Saturday, July 25, 2009

Cordillera and Igorot Misconceptions

Why can't others get these things right about the Cordillera and the Igorots? I saw lots of websites, blogs and articles correcting these common misconceptions but it seems some people remain uninformed (or they just prefer to ignore the facts and to remain ignorant?)

First, let's clarify what Igorot means. Igorot is believed to have been originated from the Tagalog term i-gulod, meaning people from the hilltop/upland/mountain (i-n. pref. meaning from + gulod, Tagalog term for hilltop). It now evolved to refer to the people from the Cordillera and Caraballo mountain ranges of Northern Luzon. It is unthinkable how such neutral term evolved and gathered backward and inferior connotations along the way that some Cordillerans don't want to be identified or called Igorots.
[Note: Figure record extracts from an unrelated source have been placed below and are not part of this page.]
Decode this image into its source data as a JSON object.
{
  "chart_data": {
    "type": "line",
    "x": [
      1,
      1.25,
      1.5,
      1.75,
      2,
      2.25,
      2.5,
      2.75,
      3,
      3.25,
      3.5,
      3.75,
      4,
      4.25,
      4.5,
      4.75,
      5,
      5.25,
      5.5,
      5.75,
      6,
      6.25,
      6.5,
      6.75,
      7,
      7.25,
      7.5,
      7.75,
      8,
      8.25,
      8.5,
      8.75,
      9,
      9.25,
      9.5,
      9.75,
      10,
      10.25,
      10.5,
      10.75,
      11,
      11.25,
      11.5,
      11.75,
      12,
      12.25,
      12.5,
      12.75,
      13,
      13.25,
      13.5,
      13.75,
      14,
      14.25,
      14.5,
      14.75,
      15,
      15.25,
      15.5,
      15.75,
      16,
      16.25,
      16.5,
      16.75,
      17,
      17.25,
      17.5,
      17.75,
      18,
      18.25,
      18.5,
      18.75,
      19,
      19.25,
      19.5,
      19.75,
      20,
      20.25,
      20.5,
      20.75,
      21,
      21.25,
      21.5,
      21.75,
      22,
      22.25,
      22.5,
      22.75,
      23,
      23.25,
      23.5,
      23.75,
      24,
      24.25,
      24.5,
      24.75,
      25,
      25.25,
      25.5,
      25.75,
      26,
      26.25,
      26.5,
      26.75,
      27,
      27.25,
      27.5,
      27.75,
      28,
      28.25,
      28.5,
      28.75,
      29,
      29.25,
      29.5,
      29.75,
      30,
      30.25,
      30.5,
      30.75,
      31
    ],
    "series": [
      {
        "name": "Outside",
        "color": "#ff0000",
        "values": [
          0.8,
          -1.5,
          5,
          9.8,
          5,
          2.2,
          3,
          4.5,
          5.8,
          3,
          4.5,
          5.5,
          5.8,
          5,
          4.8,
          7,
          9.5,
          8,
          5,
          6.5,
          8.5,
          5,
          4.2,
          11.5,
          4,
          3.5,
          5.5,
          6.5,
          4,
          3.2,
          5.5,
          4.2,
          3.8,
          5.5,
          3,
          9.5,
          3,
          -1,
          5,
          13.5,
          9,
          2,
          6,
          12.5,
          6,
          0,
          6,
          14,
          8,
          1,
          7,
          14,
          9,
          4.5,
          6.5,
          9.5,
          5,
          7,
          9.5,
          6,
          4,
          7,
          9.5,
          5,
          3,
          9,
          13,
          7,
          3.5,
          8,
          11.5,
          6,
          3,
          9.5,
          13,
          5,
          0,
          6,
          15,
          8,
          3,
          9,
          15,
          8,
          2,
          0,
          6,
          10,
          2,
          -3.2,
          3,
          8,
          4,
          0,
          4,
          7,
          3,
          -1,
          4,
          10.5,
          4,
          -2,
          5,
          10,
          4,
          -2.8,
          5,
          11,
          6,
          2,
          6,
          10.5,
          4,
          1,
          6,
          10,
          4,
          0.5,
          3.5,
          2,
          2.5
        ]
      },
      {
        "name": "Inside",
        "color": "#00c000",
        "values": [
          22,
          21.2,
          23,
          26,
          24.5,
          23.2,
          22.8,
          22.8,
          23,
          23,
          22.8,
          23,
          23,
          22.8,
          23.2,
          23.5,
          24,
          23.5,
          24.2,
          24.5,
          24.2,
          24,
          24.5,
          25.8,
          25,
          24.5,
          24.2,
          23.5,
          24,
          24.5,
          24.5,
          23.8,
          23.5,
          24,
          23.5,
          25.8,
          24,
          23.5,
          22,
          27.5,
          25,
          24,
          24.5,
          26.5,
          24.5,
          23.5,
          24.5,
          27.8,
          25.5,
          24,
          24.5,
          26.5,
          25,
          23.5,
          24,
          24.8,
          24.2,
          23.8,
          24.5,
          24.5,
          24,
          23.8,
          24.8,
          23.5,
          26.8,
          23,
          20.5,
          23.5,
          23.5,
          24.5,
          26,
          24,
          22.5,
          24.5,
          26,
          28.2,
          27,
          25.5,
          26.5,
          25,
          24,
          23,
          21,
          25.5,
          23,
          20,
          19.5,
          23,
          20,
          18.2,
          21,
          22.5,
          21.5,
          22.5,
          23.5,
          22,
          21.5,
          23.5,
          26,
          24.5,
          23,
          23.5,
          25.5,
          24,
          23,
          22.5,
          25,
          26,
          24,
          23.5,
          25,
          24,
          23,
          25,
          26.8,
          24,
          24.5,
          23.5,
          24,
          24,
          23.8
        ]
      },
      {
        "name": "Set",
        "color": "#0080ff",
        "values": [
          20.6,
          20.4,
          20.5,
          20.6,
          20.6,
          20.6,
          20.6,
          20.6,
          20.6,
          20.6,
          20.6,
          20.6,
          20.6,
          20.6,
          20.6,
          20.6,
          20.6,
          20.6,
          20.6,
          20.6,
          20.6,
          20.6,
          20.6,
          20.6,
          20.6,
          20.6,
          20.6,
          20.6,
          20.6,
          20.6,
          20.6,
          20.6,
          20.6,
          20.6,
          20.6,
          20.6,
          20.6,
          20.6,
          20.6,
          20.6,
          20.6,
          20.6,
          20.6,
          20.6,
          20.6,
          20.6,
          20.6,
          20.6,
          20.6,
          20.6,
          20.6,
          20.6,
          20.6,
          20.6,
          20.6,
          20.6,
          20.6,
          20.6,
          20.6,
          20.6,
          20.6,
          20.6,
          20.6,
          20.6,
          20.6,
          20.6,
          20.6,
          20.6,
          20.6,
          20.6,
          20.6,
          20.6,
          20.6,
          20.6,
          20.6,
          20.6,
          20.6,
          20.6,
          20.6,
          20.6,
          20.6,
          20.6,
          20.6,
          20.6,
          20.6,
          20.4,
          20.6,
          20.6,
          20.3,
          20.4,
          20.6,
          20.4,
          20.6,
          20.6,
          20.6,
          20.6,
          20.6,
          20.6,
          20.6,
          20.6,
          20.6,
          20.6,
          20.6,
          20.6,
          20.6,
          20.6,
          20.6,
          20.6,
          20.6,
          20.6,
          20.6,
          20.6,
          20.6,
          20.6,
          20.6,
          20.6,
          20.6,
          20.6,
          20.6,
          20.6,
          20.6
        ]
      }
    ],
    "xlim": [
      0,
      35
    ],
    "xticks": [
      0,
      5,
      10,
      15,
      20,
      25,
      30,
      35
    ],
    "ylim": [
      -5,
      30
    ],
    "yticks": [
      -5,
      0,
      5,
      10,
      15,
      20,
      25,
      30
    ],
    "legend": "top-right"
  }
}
Now, here are some of the misconceptions I often encountered and have to correct and explain again and again:
  1. Igorots have tails. I think this assumption is from the "most ignorant of the ignorants". When I was in college, somebody who learned about my ethnicity asked where my tail is. Instead of harboring self-pity, I felt relief to know that Igorots are not the "stupidiest" people at all. I heard some Igorots discriminating but it did not dropped down to such level of attributing any unusual or abnormal physical traits to a certain group of people. Its astonishing that some do really believe on the existence of people who have tails.
  2. Igorots are short, dark-skinned with curly hairs. There's nothing wrong being an Aeta, Agta or Ati - of being short, dark with curly hair at the same time but such description never fits generally any of the Igorot tribes. I meet some Kalingas and I-Bontocs who can be considered dark-skinned but they are tall and seldom got curly hair. The Kankanaeys maybe short but they are fair to light complexioned.
  3. Igorots still use casually their traditional g-string. Some old folks may use their wanes (g-string) from time to time but I don't think the younger generation will find it appealing to use such for daily wear. Aside from its high price, I find it harder to loop and strap the wanes right than donning a pair of jeans. Nowadays, wanes are used in cultural presentations.
  4. Baguio is Benguet and vice-versa. Correction, Baguio City is a chartered city located in the province of Benguet. Is that clear? If not, go get a map of the Philippines or of Northern Philippines and you will not miss to notice that Baguio is within Benguet.
  5. Strawberry and cut flowers are produced in Baguio City. Sorry, this is wrong. There maybe some flower gardens in Baguio but most cut flowers and strawberry are from La Trinidad, the capital town of Benguet. As for the so called "Baguio vegetables", they are actually from all over Benguet.
I hope that somehow, this post will help enlighten those who don't know much about the Cordillera region and its people. I will surely post more as soon as I sort them out.